On est sur du semi, du moyen, on est sur la ligne du moyen, on malaxe le moyen, on est dans le ventre mou du moyen que l’on habite avec une passion tout à fait moyenne.
2) Vous évoluez dans une formule minimale, pour un rendu plutôt minimaliste! ; c’est pour vous un credo, un leitmotiv?
Oui la maigreur, dans le sens de la longueur et de la largeur, de la forme aussi; on enlève, on élague en permanence, et aussi on ne choisit pas tout. On est la, on est deux et voila. C’est pratique d’être deux, et c’est sur aussi que la matière de Jogging se travaille bien à deux.

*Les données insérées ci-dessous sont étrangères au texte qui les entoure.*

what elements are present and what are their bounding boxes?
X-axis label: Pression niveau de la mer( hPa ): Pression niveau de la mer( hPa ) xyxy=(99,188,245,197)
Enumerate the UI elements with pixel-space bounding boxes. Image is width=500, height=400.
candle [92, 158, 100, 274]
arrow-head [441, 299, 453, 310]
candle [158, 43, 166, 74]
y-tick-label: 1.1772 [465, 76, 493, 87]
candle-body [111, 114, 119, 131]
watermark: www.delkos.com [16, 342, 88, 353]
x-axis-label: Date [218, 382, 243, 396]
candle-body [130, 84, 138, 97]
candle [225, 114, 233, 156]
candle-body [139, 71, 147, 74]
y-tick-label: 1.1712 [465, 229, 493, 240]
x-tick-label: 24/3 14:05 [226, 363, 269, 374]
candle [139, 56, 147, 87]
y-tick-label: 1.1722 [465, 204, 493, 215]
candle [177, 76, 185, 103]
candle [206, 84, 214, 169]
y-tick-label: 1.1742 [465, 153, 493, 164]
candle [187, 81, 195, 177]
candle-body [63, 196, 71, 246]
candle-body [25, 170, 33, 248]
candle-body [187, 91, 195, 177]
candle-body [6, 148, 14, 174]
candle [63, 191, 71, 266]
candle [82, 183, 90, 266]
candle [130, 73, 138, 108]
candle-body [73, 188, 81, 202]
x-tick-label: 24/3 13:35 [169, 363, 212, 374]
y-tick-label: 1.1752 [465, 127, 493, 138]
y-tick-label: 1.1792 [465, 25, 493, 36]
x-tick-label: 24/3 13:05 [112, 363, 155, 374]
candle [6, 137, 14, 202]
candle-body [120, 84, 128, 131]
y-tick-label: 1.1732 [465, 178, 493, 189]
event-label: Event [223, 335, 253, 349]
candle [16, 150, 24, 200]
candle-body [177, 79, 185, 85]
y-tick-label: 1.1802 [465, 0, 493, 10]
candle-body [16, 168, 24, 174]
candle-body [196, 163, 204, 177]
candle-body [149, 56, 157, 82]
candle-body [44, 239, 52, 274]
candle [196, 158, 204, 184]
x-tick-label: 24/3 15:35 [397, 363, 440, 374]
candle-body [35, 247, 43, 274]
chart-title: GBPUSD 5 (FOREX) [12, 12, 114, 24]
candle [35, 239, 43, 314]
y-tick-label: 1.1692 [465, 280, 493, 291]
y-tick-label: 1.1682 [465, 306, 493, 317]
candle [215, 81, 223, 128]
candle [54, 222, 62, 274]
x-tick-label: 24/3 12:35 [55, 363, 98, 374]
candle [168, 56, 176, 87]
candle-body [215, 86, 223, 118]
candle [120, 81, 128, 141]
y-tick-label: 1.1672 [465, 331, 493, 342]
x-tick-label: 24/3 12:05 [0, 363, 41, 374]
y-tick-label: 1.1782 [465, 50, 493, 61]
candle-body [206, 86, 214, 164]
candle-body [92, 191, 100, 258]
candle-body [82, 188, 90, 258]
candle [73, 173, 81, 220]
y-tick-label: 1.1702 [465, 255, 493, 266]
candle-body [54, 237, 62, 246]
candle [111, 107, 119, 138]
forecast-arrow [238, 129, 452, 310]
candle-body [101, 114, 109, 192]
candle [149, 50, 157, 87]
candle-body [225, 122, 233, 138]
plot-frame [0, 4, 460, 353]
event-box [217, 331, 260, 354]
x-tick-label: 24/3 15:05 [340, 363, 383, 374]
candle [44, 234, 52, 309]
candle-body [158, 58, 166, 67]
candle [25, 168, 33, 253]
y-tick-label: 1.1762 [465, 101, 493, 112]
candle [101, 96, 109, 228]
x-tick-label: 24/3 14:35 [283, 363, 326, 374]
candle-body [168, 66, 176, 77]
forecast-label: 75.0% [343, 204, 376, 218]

3) Pour en revenir à vos Petits tas, Petit tas est-il voué dans vos projets a «devenir grand», a dévoiler au plus grand nombre la nature de vos essais?
Un petit Tas c’est « l’entre deux ou apparaissent les squelettes de futures constructions,ces instants ou tout est en mouvement » et je cite la Guillaume Querre à qui nous empruntons ces Petits Tas (pour notre et nos futures pochettes) qui sont des peintures numériques.
J’aimerais que les concerts de Jogging ressemblent à ce que je ressens en regardant ces petits Tas. Tout ça pour dire que nous on veut faire des concerts où l’ on peut jouer nos morceaux, faire nos improvisations et tout ça avec des gens qui écoutent. C’est beaucoup mieux avec des gens qui écoutent, quitte a dévoiler au plus grand nombre toute nos tentatives.
4) Sur le plan textuel, Alexandre, comment t’y prends-tu pour «fabriquer», comme lu dans votre bio, tes «Lyrics»?
Je vais appeler mon biographe pour qu’il retire ce terme de Lyrics, ça ne colle pas du tout. Les textes, c’est un Aller Retour permanent entre le cahier, les notes et le derrière de la batterie sans cahier, sans notes, pour ne garder que du jus de Jogging qui raconte en peu de mots ce qu’il y avait dans ces gros blocs de départ ; la musique, le son , l’improvisation faisant le reste.
5) Emma, par extension à la question précédente, comment arrives-tu à te greffer aux mots loufoques de ton acolyte batteur?
C’est une greffe à l’usure! Alexandre arrive avec des morceaux, on les essore un peu et c’est dans la réalité d’un concert, d’une durée que l’on voit si tous nos greffons ont pris. Et puis ils ne sont pas vraiment loufoques ces mots, beaucoup de premier degré finalement, que l’on arrange les morceaux avec ou contre ces mots les partis pris sont généralement assez clairs pour y trouver sa place presque facilement.
6) Votre tout premier essai inclut 19 titres, vous projetez d’ores et déjà a intervalles réguliers vos «Petits tas»; y’a t-il chez vous une forme de «soif de produire», un côté compulsif dans le fait de composer?
C’est qu’on est musiciens, on peut dire que c’est notre métier même, du coup on est a la tâche assez souvent, on devrait même surement produire deux fois plus. Les Petits Tas c’est surtout que cela correspond à notre capacité à enregistrer régulièrement et correctement de petites quantités de musique. Cela nous laisse la possibilité d’évoluer rapidement d’un Tas à l’autre.
7) Vous faites partie d’un Collectif (Capsul Collectif), qu’est-ce que ça vous
apporte?
Capul Collectif c’est une coopérative de musiciens qui font des groupes, le collectif est basé a Tours et il s’agit d’entraide, de mutualisation; cela facilite le fait de faire, de produire, de diffuser la musique que l’on fait. Il y aurait beaucoup à dire, ce qui est sûr c’est que tout serait beaucoup plus compliqué sans.
8) On évoque souvent la difficulté des groupes à vivre de leur musique, quel regard portez-vous sur cet aspect des choses?
En même temps la musique est un sport de riche donc bon, faisons-en un sport de pauvre avant et ensuite on se demandera ce qui est difficile. Et puis il ne s’agit plus de musique a cet égard, aujourd’hui il est difficile de vivre tout court quand on est dans la case des dominés, et tous les samedis c’est le pot de départ du service public.
Personnellement je suis de moins en moins affûté en marketing conceptuel philosophique et politique. J’ai déménagé dans la foret, je greffe des plantes, je regarde pousser. On s’aide, on s’organise et on vit avec moins à la bordure de ce système.